With increasing productivity and decreasing costs for next-generation DNA sequencing technologies, it will be cost-effective and affordable to sequence viral specimens or culture isolates by using total nucleic acid extracts without tedious purification or enrichment of viruses. This study demonstrated the technical feasibility of using anchored, random RT-PCR and pyrosequencing to find novel virus and obtain complete genome sequences, despite the low abundance of the virus in the total nucleic acid extract. The method obviates virus purification and does not require known nucleotide sequences for amplification, thereby using an unbiased approach that harnesses the power of next-generation sequencing technology. The attributes of anchored, random RT-PCR and pyrosequencing make these techniques particularly useful for viral genome discovery and identification of unknown pathogens that elude detection through conventional means.
The authors thank Drs. Leonard N. Binn, Robert J. Putnak, Stephen J. Thomas, Deidra J. Shuck-Lee, and Yong Luo for support and critical reading of the manuscript. We thank Ms. Heping Gong and Ms. Yu Yang for technical supports. We also thank Dr. Nela Zavaljevski and Mr. Valmik Desai of the DoD Biotechnology HPC Software Applications Institute for providing initial identification of the orthobunyavirus content in the samples based on the mpiBLAST search. The study was supported by DoD Global Emerging Infections Surveillance and Response System funding to Naval Medical Research Center Detachment (NMRCD; work unit number: 847705.82000.25GB.B0016) and to Walter Reed Army Institute of Research, Division of Viral Diseases (I0301_11_WR).
The clinical specimens used in this study were obtained under the terms of a human use protocol (NMRCD.2000.0006), approved by the Naval Medical Research Center Institutional Review Board (Bethesda, MD, USA) and the Dirección General de Epidemiología of Peru in compliance with all U.S. federal regulations governing the protection of human subjects. Written, informed consent was obtained from the participants or from a parent or legal guardian.
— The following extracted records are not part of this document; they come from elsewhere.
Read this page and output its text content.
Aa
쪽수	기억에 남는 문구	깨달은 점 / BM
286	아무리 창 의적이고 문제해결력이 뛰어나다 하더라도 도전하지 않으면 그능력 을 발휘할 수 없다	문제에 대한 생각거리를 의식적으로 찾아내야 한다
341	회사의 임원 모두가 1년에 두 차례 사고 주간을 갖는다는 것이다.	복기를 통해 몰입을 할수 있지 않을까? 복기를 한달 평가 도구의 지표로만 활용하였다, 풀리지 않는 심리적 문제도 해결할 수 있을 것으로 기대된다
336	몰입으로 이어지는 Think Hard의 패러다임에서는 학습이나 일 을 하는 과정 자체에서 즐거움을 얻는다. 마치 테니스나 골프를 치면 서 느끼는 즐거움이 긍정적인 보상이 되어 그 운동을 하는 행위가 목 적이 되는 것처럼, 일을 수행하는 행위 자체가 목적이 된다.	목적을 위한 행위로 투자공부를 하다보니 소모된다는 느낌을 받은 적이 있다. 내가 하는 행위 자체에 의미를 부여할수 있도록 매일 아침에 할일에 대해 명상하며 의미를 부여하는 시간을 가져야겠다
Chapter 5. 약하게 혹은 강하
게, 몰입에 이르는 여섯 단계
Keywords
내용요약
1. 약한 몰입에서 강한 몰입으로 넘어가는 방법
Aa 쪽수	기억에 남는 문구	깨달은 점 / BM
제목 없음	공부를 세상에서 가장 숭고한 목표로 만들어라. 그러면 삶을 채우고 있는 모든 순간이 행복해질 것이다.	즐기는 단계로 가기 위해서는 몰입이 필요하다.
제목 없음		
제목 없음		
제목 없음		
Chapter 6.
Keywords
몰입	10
DISCLAIMERS: The opinions expressed in this work are those of the authors and do not reflect the official policy or position of the Department of the Navy, Department of the Army, Department of the Air Force, DoD, or U.S. government. We declare that no conflict of interest exists.
Copyright Statement. Some authors are military service members (or employees of the U.S. government). This work was prepared as part of their official duties. Title 17 U.S.C. §105 provides that “Copyright protection under this title is not available for any work of the United States Government”. Title 17 U.S.C. §101 defines a U.S. government work as a work prepared by a military service member or employee of the U.S. government as part of that person's official duties.